Realmente, no Mundo Antigo, a imagem da sexualidade passava directamente por uma noção de urbanidade, de civilização, que encontrava na prostituição uma das suas imagens. Seguindo Nancy Qualls-Corbett, era "a veia através da qual os rudes instintos animais são transformados em amor e na arte de fazer amor".

Mas esta função benéfica dever ser mais profundamente equacionada. Passando do mito para a sua funcionalidade na vida na cidade, a prostituição reside no campo do ritual colectivo, tomando a cidade como uma entidade orgânica. Pelo menos, na sua forma mais antiga, a hierogamia tinha como função assegurar o bem do rei, do povo e do país.

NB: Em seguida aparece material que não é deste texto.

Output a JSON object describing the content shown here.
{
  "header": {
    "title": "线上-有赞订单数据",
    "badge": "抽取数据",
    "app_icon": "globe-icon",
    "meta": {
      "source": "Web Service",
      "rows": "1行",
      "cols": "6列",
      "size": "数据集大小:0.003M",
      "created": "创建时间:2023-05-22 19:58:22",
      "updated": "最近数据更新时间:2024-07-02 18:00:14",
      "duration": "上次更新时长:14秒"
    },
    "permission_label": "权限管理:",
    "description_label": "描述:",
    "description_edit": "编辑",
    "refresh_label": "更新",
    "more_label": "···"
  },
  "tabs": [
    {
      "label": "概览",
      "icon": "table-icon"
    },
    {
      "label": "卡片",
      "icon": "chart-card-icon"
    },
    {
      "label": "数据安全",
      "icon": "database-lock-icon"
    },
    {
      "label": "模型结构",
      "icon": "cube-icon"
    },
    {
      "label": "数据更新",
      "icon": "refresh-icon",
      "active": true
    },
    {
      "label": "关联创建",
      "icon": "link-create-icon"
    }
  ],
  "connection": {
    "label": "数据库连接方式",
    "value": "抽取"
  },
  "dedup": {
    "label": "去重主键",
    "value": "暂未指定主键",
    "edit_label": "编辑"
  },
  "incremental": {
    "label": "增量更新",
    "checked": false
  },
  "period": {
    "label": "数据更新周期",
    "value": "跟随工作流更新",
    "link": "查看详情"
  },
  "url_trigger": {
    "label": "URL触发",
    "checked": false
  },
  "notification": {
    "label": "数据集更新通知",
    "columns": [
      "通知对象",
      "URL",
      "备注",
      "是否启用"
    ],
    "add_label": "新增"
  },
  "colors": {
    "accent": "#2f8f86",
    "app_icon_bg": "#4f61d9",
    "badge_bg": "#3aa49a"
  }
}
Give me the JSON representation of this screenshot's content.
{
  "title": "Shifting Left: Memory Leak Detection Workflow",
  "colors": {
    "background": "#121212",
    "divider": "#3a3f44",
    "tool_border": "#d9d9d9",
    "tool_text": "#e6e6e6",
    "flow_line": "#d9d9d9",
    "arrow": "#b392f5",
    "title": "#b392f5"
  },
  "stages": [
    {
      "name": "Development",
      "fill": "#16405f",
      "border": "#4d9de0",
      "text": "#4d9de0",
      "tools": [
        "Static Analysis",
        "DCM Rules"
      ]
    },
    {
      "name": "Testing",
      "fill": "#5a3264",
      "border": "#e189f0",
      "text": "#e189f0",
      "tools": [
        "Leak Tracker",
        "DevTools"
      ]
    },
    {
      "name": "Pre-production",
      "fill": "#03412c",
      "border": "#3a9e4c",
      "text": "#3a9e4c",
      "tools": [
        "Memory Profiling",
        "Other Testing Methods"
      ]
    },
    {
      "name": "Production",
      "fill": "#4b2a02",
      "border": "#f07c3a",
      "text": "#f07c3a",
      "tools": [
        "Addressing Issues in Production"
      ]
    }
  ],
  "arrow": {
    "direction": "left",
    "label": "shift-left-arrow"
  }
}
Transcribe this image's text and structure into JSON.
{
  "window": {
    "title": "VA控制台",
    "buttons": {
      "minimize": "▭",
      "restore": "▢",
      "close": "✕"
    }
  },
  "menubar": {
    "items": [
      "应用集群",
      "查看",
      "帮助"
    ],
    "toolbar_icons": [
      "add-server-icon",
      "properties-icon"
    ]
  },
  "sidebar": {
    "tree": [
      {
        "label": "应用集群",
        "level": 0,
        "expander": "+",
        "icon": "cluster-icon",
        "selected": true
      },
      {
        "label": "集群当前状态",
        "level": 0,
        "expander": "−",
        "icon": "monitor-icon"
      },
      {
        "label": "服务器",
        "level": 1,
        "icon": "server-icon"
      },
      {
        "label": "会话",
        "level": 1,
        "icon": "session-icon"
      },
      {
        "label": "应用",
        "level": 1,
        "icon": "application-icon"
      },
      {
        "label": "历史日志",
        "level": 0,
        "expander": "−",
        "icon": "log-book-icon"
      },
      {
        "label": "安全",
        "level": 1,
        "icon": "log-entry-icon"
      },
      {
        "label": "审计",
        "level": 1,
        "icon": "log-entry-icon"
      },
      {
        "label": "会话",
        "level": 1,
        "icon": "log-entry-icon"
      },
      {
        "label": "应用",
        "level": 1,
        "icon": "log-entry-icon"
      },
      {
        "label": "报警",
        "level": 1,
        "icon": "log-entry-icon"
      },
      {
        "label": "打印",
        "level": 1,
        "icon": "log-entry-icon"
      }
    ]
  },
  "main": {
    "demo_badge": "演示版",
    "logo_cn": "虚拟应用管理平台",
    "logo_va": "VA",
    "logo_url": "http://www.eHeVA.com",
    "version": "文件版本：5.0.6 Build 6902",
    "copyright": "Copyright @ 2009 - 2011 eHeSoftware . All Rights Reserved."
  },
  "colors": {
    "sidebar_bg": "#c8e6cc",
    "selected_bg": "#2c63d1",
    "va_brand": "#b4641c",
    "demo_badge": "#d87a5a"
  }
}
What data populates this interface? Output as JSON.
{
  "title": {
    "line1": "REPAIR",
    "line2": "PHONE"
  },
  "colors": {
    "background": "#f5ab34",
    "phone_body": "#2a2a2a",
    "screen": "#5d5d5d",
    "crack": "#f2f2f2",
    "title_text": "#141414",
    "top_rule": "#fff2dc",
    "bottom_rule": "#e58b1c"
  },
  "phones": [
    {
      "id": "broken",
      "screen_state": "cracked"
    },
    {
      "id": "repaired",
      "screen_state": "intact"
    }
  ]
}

A funcionalidade residia, assim, num misto de alcance cósmico, religioso e social, operando certa recriação, a união entre os mundos divino e humano e a harmonia entre a sociedade e a natureza.

Neste ponto temos de equacionar, enquanto modelo, a situação do casamento sagrado - metáfora posteriormente tão bem aproveitada pelos formuladores do monoteísmo. De facto, a noção de hieros gamos pode relacionar-se efectivamente com a prática sexual propositadamente direccionada de uma profissional do culto - sexual, neste caso - e o seu deus. De uma forma genérica, a efectivação dessa relação não seria mais que a manutenção desse casamento, entre o divino cultuado e os seus crentes, ritual plenamente revificado e potencializado.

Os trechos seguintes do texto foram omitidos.